Итак, в жизни Теофиля Готье театр предстал в двух обликах: с одной стороны, как бесшабашный маскарад, перехлестывающий любые рамки и рампы «хэппенинг» под названием «битва за „Эрнани“», навсегда оставшийся праздничным воспоминанием в душе писателя; с другой стороны, как однообразная череда реальных — по большей части вульгарных или нелепых — спектаклей, посещаемых по долгу службы почтенным театральным критиком, но вместе с тем странно отвечающих каким-то скрытым потребностям его духа. Такой же двойственностью отмечен и художественный образ театра в прозе Готье.

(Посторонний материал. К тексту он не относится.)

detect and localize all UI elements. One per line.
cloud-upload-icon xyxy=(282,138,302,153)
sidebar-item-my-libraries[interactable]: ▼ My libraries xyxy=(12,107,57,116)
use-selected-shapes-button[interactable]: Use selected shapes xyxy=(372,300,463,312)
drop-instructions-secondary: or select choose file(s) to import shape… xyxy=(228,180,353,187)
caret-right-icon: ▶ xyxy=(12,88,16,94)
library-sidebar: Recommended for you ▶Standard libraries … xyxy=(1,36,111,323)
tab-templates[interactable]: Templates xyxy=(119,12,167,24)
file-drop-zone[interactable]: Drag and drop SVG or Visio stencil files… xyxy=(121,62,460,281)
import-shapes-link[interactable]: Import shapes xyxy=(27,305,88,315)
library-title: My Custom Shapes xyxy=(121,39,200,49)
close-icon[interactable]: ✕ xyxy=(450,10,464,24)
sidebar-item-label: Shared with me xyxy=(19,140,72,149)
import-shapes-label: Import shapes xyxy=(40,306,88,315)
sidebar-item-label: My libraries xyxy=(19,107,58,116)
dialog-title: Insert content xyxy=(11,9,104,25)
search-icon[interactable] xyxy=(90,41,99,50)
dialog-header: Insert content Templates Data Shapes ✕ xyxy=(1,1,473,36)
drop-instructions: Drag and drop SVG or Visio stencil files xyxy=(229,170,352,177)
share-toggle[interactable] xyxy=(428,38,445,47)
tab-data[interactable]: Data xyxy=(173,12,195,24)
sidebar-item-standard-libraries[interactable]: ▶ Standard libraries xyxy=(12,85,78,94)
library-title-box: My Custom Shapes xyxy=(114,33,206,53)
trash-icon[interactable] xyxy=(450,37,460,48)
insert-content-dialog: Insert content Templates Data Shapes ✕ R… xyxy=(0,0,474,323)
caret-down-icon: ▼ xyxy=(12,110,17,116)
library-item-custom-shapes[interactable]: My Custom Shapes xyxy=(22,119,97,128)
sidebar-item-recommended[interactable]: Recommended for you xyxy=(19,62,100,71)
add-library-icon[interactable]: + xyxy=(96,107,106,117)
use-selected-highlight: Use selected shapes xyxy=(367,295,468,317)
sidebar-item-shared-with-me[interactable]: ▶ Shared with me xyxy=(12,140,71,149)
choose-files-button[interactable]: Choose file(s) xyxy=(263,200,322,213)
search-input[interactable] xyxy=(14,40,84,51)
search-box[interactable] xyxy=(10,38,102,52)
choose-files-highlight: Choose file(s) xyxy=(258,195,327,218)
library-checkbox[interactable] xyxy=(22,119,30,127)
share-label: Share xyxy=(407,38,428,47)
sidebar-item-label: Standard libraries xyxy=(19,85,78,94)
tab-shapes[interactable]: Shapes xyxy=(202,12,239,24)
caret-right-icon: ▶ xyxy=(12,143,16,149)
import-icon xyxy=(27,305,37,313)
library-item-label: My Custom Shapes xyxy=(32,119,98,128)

Оставим в стороне произведения (новеллы «Даниэль Жовар, или Обращение классика», «Аррия Марцелла», повесть «Без вины виноват»), в которых театр выполняет лишь второстепенную функцию в сюжете, служит местом светских собраний, где люди встречаются, знакомятся, назначают свидания. Есть иные произведения, где он располагается в самом центре художественного мира, действует как самостоятельная сила, формирующая судьбы героев. Так, в романе «Мадемуазель де Мопен» (1835) писатель высказывает и даже отчасти воплощает в реальность по ходу действия свой идеал «фантастического театра», всемирно-универсального, основанного на вольной импровизации и внутренне освобождающий своих «актеров» от постылых условностей общества и от косной предопределенности их собственных характеров. Однако такая утопическая мечта появилась в художественной прозе Готье всего однажды.